Live From Rio 2016: Photo Galleries From Behind the Scenes
The Sports Video Group team was on hand at the 2016 Rio Olympics for 20 days, and we used much of that time shooting photos and videos behind the scenes of as many events as possible. There are probably very few people (if any) who managed to visit every site and see almost every sport during the Games, but we did our best. For a complete listing of our photo galleries, please read on.
The second week of the Rio Olympics shifts much of the focus out to the Olympic Stadium, home of the athletics (aka track and field events). There are plenty of different types of events that require plenty of different approaches to camera placement and operations. Plans include using 33 cameras on the integrated track, 14 cameras for high jump, 12 cameras for pole vault, 13 cameras for shot put, 14 cameras for discus and hammer, 13 cameras for long and triple jump.
One of the more unusual aspects of the Rio Olympics is that swimming and diving do not share a venue. Olympic Aquatics Stadium, located at the Olympic Park in Barra, provides plenty of great camera positions for a series of events that captures the attention of fans everywhere. The competition is fierce, the personalities are global superstars, and the technology used to capture the events delivers stunning images from a wide variety of interesting and often wet angles.
What’s that? An Olympic venue on Copacabana Beach? Seriously, when the world learned that Rio had won the Olympic games the opportunity to see Olympic Beach Volleyball on the most famous beach in the world suddenly became one of the “must see” events. It’s also one of the more lively Olympic venues with public address announcing befitting a sport known for a laid back intensity: funny, breezy, and informative. And there are plenty of camera angles as well!
Deodoro Stadium was home to the debut of rugby sevens as an Olympic sport. Although the 15-player version of the sport appeared at the Olympic Games between 1900 and 1924, Rio 2016 marks the debut of rugby sevens, a faster, shorter adaptation. Bravery, skill, and speed were in abundance in the men’s and women’s tournaments. Rugby sevens coverage at the Olympics made use of 14 cameras and included members of the Sky New Zealand production team.
NBC Olympics and the Golf Channel gave golf’s return to the Games a double punch of production power with the help of a relatively new flypack from NEP Group that provides two control rooms with a separate audio room for each and much more. “This is third time the flypack has been used as it was rebuilt for the French Open and Wimbledon earlier this year,” says Marc Caputo, senior director, remote technical operations, NBC Sports. “The challenge is, we have two venues in one as there is both the unilateral coverage and Golf Channel’s Live From coverage.”
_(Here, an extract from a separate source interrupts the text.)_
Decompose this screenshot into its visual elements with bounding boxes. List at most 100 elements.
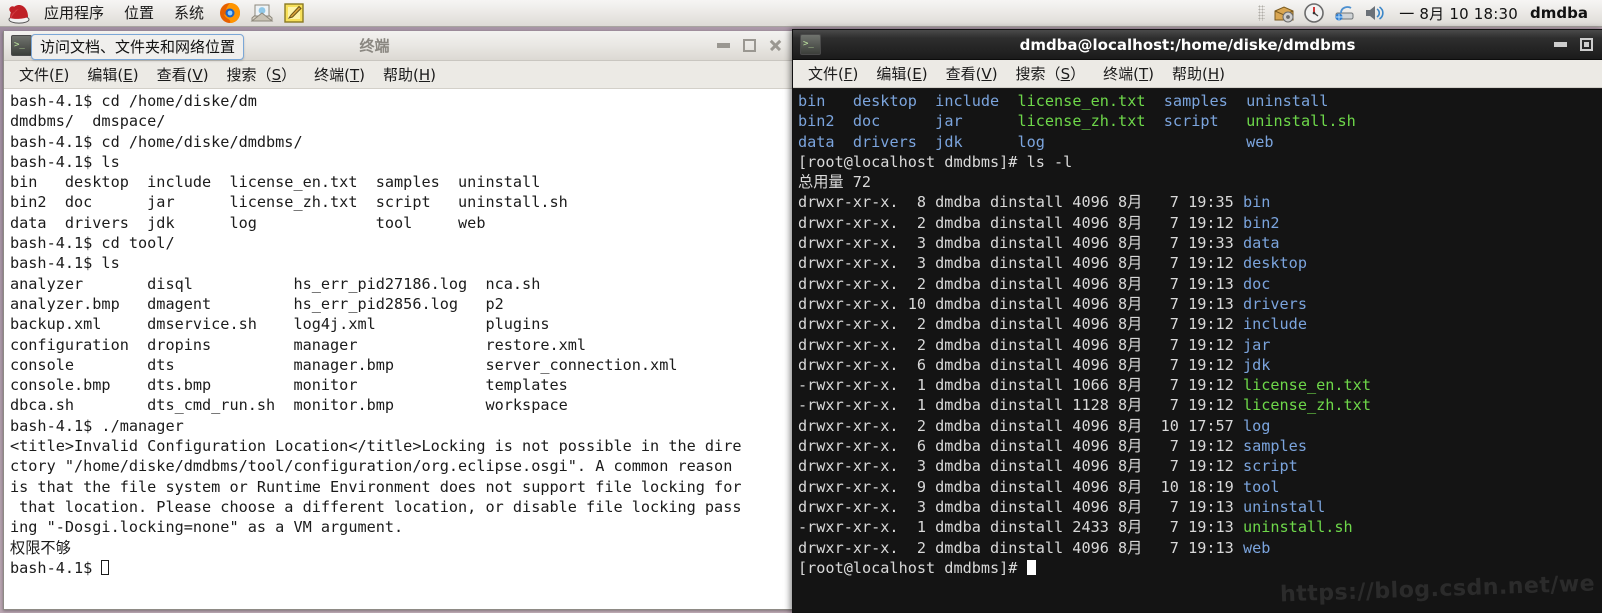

Handball is tactical, skillful, and fiercely contested with goals galore. This event is taking place in the FTA Future Arena within Barra Olympic Park, with coverage provided by 17 cameras.
Jabs, crosses, uppercuts: a single punch can make all the difference in boxing. The sport made its Olympic debut at the 1904 St Louis Games, and women entered the fray at London 2012. At Rio 2016, there are 13 categories, 10 for men and three for women. The pictures here are from Riocentro Pavilion 6, where the fights were held. There was also 360 VR content coverage during the bantam and lightweight prelims. Cameras include two RF handhelds, one high-speed super-slo-mo handheld, five hard cameras, one robotic, and two robotic cameras in the warm-up area.
Judo is a dynamic combat sport that demands both physical prowess and great mental discipline. From a standing position, it involves techniques that allow you to lift and throw your opponent onto their back. On the ground, it includes techniques that allow you to pin your opponent to the ground, control them, and apply various choke holds or joint locks until submission. With two matches going on simultaneously, there is plenty of camerawork at any one moment. Each match features seven hard cameras, two RF cameras, and a jib camera, and there are two additional RF cameras and two robotic beauty cameras.
A supreme test of accuracy, shooting made its Olympics debut at Athens 1896, the first Games of the modern era. At Rio 2016, there are nine men’s and six women’s shooting events, all individual. Camera coverage comprises three hard cameras, a high-speed super-slo-mo camera, five robotic cameras, two handhelds, and a jib.
The only Olympic sport in which men and women compete against each other, equestrian has three disciplines: eventing, dressage, and jumping — each with both individual and team competitors. The camera coverage includes 16 cameras, five of which are super-slo-mo–capable.